Whales, Elephants, Zebras and Warthogs in South Africa’s Capes.
By Florin R. Ferrs
After a week in Capetown, eating Cape Malay curries, browsing in the African markets, going up Table Top and hitting the bars along Long Street, I was quite ready to hit the road.
You can’t come to South Africa and not do a Safari. So I decided to visit the South African National Parks website where I booked a cute bush bungalow in Addo Elephant Park. Addo is not quite as large as Kruger National Park, but it’s quite impressive in its own right, with herds of wild elephants, zebras, warthogs, lions, cape buffalo and even whales and sharks just off its protected beaches. Addo’s main entrance is located about an hour from Port Elizabeth, approximately a ten hour drive from Cape Town, in the Eastern Cape region.
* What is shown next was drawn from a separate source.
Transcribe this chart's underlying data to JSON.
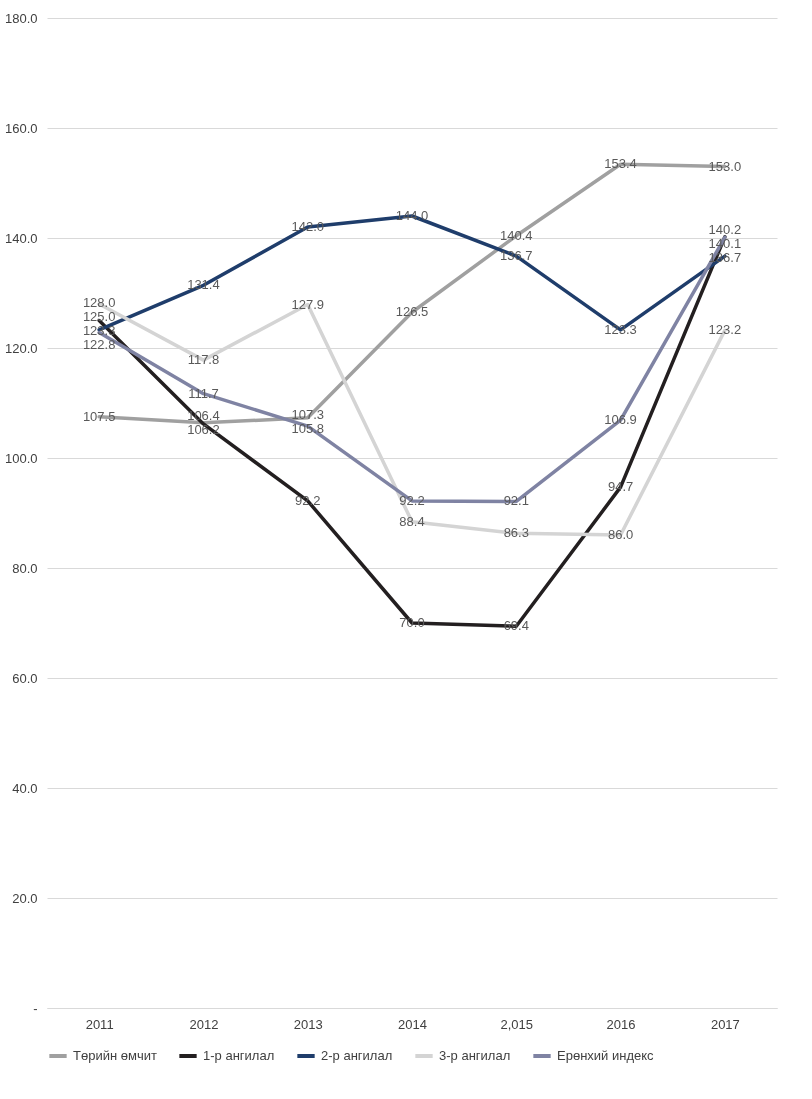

I consult my guidebook and learn that fortunately the 10 hour drive is chock full of South African touristic wonders: The Cape Wine Region, the whale watching coast around Walker Bay and the town of Hermanus, the southernmost tip of Africa at Cape Alguhas, and the “Garden Route”, that links several beach towns from Mossel Bay to the Surfing community of Jeffrey’s Bay.
I have to check out early in order to make it to Jeffrey’s bay on the Eastern Cape by dusk. Fortunately the friendly lady from The Accommodation Shop, who’s in charge of my Cape Town apartment, doesn’t mind showing up at 7am to collect the keys and return my deposit.
An hour later I am driving trough vineyards. I find the sign for Stellenbosh, the jewel of the Cape Wine region. You could be in Napa or Sonoma but with Dutch colonial buildings instead of Spanish. Dramatic mountains rise above a white washed town that is full of trendy shops, cafes and bakeries. I sit al fresco and watch the beautiful people while sipping excellent South African wine. Their reds are world class and their olives are even better.
I head out of town trough vineyards and pine forests before reaching the coast at Hermanus, a town famous for its whale population. Southern blue whales have found refuge there, returning every year to have their young. I see the whale signs and expect a faint puff of water in the horizon, before I realize that what I thought were rocks close to the shore, were actually several blue whales. A group of tourists screamed with delight as a mother whale and her calf swam so close to the rocky shore that they could almost reach out to pet them. Many countries promise a lot to tourists, but very few deliver like South Africa does. I was gob smacked and in total awe before these majestic creatures.
After driving trough interminable wheat fields, ostrich farms and sheep estates, I finally hit the coast at Mossel Bay. This part of South Africa reminds me of California; beach communities dotting the coastline for miles until the city of Port Elizabeth: Knysha, Plattenberg Bay, Jeffrey’s Bay.